Inter caste marriage as long as within Hindu fold are appreciated. No girl can think of leave alone a relationship but even friendship with a mlecch. No one has to control...but we are nurtured and raised that way that none of us would even think of it.
DNA mein hai. No girl would be foolish to fall for it. And no boy would have deep friendship with them either. And yes none of us ever voted for congress ever in life 😅
And ofcourse the other thing that got ingrained was academics. Higher education is so so must for every boy n girl in family. For when the business, lands and wealth was lost, the academic achievements came to aid of my grandfather. 😓 Isliye naukri se jyada kucch nahi kar sakte.
My grandfather would say, if an incident like that could not teach Punjabis, Sikhs and Bengalis to think of self as Hindus first, we are doomed as a society, as a nation, as a civilisation. Till his death he worked only for this unity and dharma with Savarkarji, HMS & others.

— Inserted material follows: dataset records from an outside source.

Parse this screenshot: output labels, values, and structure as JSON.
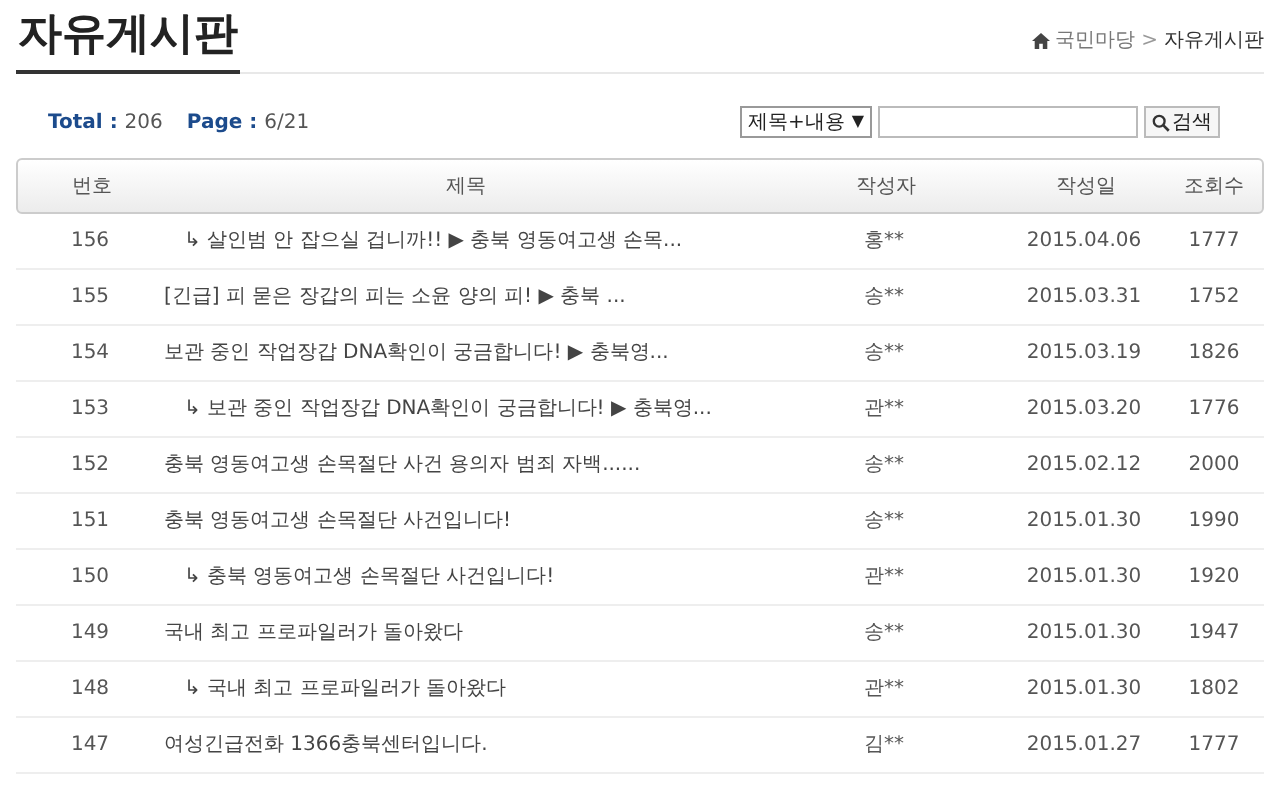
{
  "page_title": "자유게시판",
  "breadcrumb": [
    "국민마당",
    "자유게시판"
  ],
  "breadcrumb_separator": ">",
  "summary": {
    "separator": ":",
    "total_label": "Total",
    "total": "206",
    "page_label": "Page",
    "page": "6/21"
  },
  "search": {
    "scope": "제목+내용",
    "scope_arrow": "▼",
    "button": "검색"
  },
  "table": {
    "columns": [
      "번호",
      "제목",
      "작성자",
      "작성일",
      "조회수"
    ],
    "rows": [
      {
        "kind": "reply",
        "number": "156",
        "title": "↳ 살인범 안 잡으실 겁니까!! ▶ 충북 영동여고생 손목...",
        "author": "홍**",
        "date": "2015.04.06",
        "views": "1777"
      },
      {
        "kind": "post",
        "number": "155",
        "title": "[긴급] 피 묻은 장갑의 피는 소윤 양의 피! ▶ 충북 ...",
        "author": "송**",
        "date": "2015.03.31",
        "views": "1752"
      },
      {
        "kind": "post",
        "number": "154",
        "title": "보관 중인 작업장갑 DNA확인이 궁금합니다! ▶ 충북영...",
        "author": "송**",
        "date": "2015.03.19",
        "views": "1826"
      },
      {
        "kind": "reply",
        "number": "153",
        "title": "↳ 보관 중인 작업장갑 DNA확인이 궁금합니다! ▶ 충북영...",
        "author": "관**",
        "date": "2015.03.20",
        "views": "1776"
      },
      {
        "kind": "post",
        "number": "152",
        "title": "충북 영동여고생 손목절단 사건 용의자 범죄 자백......",
        "author": "송**",
        "date": "2015.02.12",
        "views": "2000"
      },
      {
        "kind": "post",
        "number": "151",
        "title": "충북 영동여고생 손목절단 사건입니다!",
        "author": "송**",
        "date": "2015.01.30",
        "views": "1990"
      },
      {
        "kind": "reply",
        "number": "150",
        "title": "↳ 충북 영동여고생 손목절단 사건입니다!",
        "author": "관**",
        "date": "2015.01.30",
        "views": "1920"
      },
      {
        "kind": "post",
        "number": "149",
        "title": "국내 최고 프로파일러가 돌아왔다",
        "author": "송**",
        "date": "2015.01.30",
        "views": "1947"
      },
      {
        "kind": "reply",
        "number": "148",
        "title": "↳ 국내 최고 프로파일러가 돌아왔다",
        "author": "관**",
        "date": "2015.01.30",
        "views": "1802"
      },
      {
        "kind": "post",
        "number": "147",
        "title": "여성긴급전화 1366충북센터입니다.",
        "author": "김**",
        "date": "2015.01.27",
        "views": "1777"
      }
    ]
  }
}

I read this again now and to me reading it in this form was inspiring. One aspect that I had missed while hearing the story is the women. Such strong women who carried the family. My grandmother gritting a miscarriage and still surviving and raising the family. My great grandma
managing to survive alone in that mayhem, hiding and walking through a fractured leg. Grandfather's sister...managing to bring her traumatized husband alone to this side after months. How did they do it. I have the same blood in my veins, same DNA. This thought overwhelmed me.
Every woman was Yagnaseni in her own right. I am one of those kshatranis too. How can I give up with those genes within me. 🙏
Just showed this thread to mom. She said...do you know how old was your granny? She was 16.5 yrs yet imagine her grit. And then we recalled that we never saw her crying or cribbing. She would play ludo, carrom with me and tease me...never once she let her trauma affect us.